The AC (microphone modules and central board) should ideally be mounted directly onto the frame of the UAV. In the case of a modern airship, which typically has a carbon tube internal construction [
25], the AC is best mounted directly onto the tubes, because in such a case the AC would conform to the shape of the airship and there is no need for extra mounting that would increase the load. An optimized position for the AC components on a commercially available airship UAV, as confirmed with simulation, is shown in
Supplementary Information Figure S1. For ground-testing purposes, we mounted the AC components on a circular piece of cardboard with a diameter of 2 m as a mock-up of actual operation on an airship.
The AC communicates with the UAV via our custom developed UDP Client-Server protocol.

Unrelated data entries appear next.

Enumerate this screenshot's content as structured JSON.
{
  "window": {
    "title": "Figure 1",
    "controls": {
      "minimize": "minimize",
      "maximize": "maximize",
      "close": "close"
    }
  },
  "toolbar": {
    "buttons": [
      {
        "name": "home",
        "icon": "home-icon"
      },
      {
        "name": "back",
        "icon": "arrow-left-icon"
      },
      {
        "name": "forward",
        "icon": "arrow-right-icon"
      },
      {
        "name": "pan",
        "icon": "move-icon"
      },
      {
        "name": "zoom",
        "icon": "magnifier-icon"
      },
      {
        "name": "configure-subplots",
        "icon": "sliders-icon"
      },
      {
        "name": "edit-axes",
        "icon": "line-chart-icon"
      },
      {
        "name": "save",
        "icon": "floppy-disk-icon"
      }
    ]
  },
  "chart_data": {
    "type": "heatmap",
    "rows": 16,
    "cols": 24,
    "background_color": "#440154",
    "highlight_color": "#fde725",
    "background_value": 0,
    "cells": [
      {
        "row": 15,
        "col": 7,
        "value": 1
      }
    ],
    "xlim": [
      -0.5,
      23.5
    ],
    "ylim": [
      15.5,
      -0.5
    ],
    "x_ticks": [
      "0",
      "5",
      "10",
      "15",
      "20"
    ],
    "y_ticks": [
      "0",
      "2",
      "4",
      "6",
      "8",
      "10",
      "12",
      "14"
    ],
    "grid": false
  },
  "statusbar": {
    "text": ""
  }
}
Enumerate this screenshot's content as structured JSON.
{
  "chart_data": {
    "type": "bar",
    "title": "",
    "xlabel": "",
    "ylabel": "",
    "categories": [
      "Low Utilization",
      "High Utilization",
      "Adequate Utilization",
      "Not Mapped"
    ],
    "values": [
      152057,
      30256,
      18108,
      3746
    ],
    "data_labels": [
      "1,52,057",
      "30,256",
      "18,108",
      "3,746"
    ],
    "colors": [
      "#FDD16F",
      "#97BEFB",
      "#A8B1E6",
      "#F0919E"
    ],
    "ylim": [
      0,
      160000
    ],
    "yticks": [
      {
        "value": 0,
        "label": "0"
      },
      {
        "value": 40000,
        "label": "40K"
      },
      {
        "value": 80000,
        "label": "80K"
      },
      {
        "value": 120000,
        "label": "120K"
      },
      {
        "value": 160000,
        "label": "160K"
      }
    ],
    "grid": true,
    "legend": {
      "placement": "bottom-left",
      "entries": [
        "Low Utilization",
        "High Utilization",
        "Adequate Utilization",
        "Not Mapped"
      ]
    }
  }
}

A test application for the server side (UAV) was written in JAVA and it can be run in Linux OS on a PC. The same application can be adapted for the final application on the UAV. The test application stores the received data (the acoustic maps and audio files) in an SQLite database, as well as files on the file system in the selected folders.
There are three tables in the SQLite database: acu_map, audio_dir_dominant, and audio_dir_chosen. Each second, a set of data (a .bmp and two .wav files) is stored as a BLOB field in the corresponding table of the database. The communication protocol defines the possible commands and responses (statuses), as well as the corresponding data (depending on the context) which are exchanged between the AC and the UAV. Each side receives command packets (CMD_*) and sends an appropriate response (RESP_*) for every received packet in the time interval specified for that command.